2. Convert the list to a set to get unique amounts.
3. Find the amount that appear most frequently: a) Counts how often each unique amount appears in the original list, b) Updates the mode (most common value) if a higher count is found.
6. If multiple amounts have the same highest count, store them all as modes.
7. Display the mode of ReportedAmount.

In [22]:
reported_amount=[]

with open("Department_for_the_Aging__NYC_Aging__-_Reported_Expenditures_20241106.csv") as file:
    reader = csv.DictReader(file)
    for row in reader:
        reported_amount.append(float(row['ReportedAmount']))
        
unique_amount = set(reported_amount)
maximum_count = 0
expenditure_mode = []

for amount in unique_amount:
    count_amount = reported_amount.count(amount)
    if count_amount > maximum_count:
        maximum_count = count_amount
        expenditure_mode = [amount]
    elif count_amount == maximum_count:
        expenditure_mode.append(amount)

print(f"The mode is: {expenditure_mode}")

The mode is: [0.0]


**Disclosure:** 
ChatGPT was used as a discussion partner when translating the logic and conditions into codes for generating mode with Python Standard Library.

**Step 4: Data Visualization**

To visualize the total expenditures for each line item in the dataset, I created a simple text-based sparkline representation. This approach uses Python's standard library to produce a scalable summary of expenditures by category.

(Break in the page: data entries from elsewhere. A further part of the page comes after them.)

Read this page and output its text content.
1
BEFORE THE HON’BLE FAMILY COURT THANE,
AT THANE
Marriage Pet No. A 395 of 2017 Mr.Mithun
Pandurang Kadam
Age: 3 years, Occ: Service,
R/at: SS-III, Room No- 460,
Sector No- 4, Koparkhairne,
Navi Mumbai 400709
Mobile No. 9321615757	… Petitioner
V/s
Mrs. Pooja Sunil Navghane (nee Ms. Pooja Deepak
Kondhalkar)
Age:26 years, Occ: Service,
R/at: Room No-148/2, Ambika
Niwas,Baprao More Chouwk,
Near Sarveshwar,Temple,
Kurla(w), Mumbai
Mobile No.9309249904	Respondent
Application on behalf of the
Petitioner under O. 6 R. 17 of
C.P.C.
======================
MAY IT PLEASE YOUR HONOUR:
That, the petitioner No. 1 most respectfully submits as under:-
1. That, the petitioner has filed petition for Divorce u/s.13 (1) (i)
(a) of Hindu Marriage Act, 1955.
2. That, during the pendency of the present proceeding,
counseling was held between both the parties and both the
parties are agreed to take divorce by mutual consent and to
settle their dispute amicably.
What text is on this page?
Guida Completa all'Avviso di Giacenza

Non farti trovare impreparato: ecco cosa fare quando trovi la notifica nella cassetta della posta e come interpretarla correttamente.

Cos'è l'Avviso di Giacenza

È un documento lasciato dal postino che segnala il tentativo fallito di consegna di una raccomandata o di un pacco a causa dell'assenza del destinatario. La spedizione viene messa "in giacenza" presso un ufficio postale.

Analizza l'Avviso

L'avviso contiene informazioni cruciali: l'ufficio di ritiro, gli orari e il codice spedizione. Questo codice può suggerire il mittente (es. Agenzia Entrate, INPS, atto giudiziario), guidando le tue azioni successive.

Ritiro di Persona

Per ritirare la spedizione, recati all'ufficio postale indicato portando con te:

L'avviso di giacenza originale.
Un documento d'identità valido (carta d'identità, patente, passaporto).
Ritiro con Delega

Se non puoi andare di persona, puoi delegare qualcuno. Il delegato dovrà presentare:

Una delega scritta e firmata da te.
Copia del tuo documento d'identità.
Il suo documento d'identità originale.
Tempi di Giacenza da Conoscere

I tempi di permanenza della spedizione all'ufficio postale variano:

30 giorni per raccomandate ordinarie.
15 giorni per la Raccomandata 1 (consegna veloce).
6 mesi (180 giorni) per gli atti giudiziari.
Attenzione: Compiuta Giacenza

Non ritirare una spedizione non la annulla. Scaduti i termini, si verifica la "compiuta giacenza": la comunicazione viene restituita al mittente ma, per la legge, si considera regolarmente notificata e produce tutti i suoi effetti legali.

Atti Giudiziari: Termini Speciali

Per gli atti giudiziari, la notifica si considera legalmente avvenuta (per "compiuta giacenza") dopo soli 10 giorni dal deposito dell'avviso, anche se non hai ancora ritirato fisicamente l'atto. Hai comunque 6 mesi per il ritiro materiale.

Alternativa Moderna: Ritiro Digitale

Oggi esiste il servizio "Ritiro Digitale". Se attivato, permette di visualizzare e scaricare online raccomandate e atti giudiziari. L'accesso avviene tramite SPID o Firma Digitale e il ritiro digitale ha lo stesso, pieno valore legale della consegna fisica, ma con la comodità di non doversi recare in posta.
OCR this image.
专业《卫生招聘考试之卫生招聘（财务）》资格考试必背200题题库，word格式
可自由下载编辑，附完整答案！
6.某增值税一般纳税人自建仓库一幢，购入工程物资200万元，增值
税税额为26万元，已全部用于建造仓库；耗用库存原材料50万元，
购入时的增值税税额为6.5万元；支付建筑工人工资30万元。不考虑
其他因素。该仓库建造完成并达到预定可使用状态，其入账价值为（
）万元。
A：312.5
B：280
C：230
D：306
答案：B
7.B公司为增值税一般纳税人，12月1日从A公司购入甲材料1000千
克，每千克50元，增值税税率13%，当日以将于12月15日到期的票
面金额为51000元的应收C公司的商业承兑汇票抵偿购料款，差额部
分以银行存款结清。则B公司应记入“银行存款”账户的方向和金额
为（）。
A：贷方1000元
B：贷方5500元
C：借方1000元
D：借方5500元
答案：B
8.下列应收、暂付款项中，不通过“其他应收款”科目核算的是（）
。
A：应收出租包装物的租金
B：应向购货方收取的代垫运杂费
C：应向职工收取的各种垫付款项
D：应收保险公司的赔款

Here are the steps for creating a sparkline using Python standard library:

1. Reads data from the CSV file and calculates total expenditures for each LineItemName by creating a dictionary.
2. Defines a cap at USD120 million to set a scale for sparklines, given that there is an outlier value >USD 120 million (Personnel expenditure).
3. Creates a sparkline for each line item: a) Scales the expenditure relative to the USD120 million cap. b) Ensures each line item that has value at least has one spark.
4. Displays each line item with its sparkline and total expenditure.


In [23]:
import csv

expenditurebylineitem={}

with open("Department_for_the_Aging__NYC_Aging__-_Reported_Expenditures_20241106.csv") as file:
    reader = csv.DictReader(file)
    for row in reader:
        line_item = row['LineItemName']
        reported_amount = float(row['ReportedAmount'])
        if line_item in expenditurebylineitem:
            expenditurebylineitem[line_item] += reported_amount
        else:
            expenditurebylineitem[line_item] = reported_amount

cap_expenditure = 120000000
max_sparks = 50

for line_item, total_expenditure in expenditurebylineitem.items():
    scaled_expenditure = min(total_expenditure, cap_expenditure)
    num_sparks = int((scaled_expenditure / cap_expenditure) * max_sparks)
    if total_expenditure !=0:
        num_sparks = max(num_sparks,1)
    sparkline = "*" * num_sparks 
    print(f"{line_item: <25} :{sparkline} (${total_expenditure:,.2f})")

Personnel                 :************************************************** ($173,897,464.59)
Consultants               :******** ($20,000,204.16)
Vehicles                  :* ($4,353,986.78)
Equipment Rental          :* ($662,073.68)
Travel                    :* ($1,900,157.32)
Other Occupancy           :* ($2,417,954.96)
Communications            :* ($2,528,896.25)
Printing/Supplies         :** ($5,786,099.09)
Raw Food/Disposables      :******** ($21,483,798.25)
Catered Food/Disposables  :******* ($18,358,357.21)
Program Insurance         :* ($1,613,361.68)
Other Expenses            :**** ($10,046,227.12)
Rent                      :***** ($12,785,264.43)
Utilities                 :* ($1,945,006.00)
Rent Usage Charges        : ($0.00)


**Disclosure**
ChatGPT was used as a discussion partner when translating the logic and conditions into codes for generating sparksline.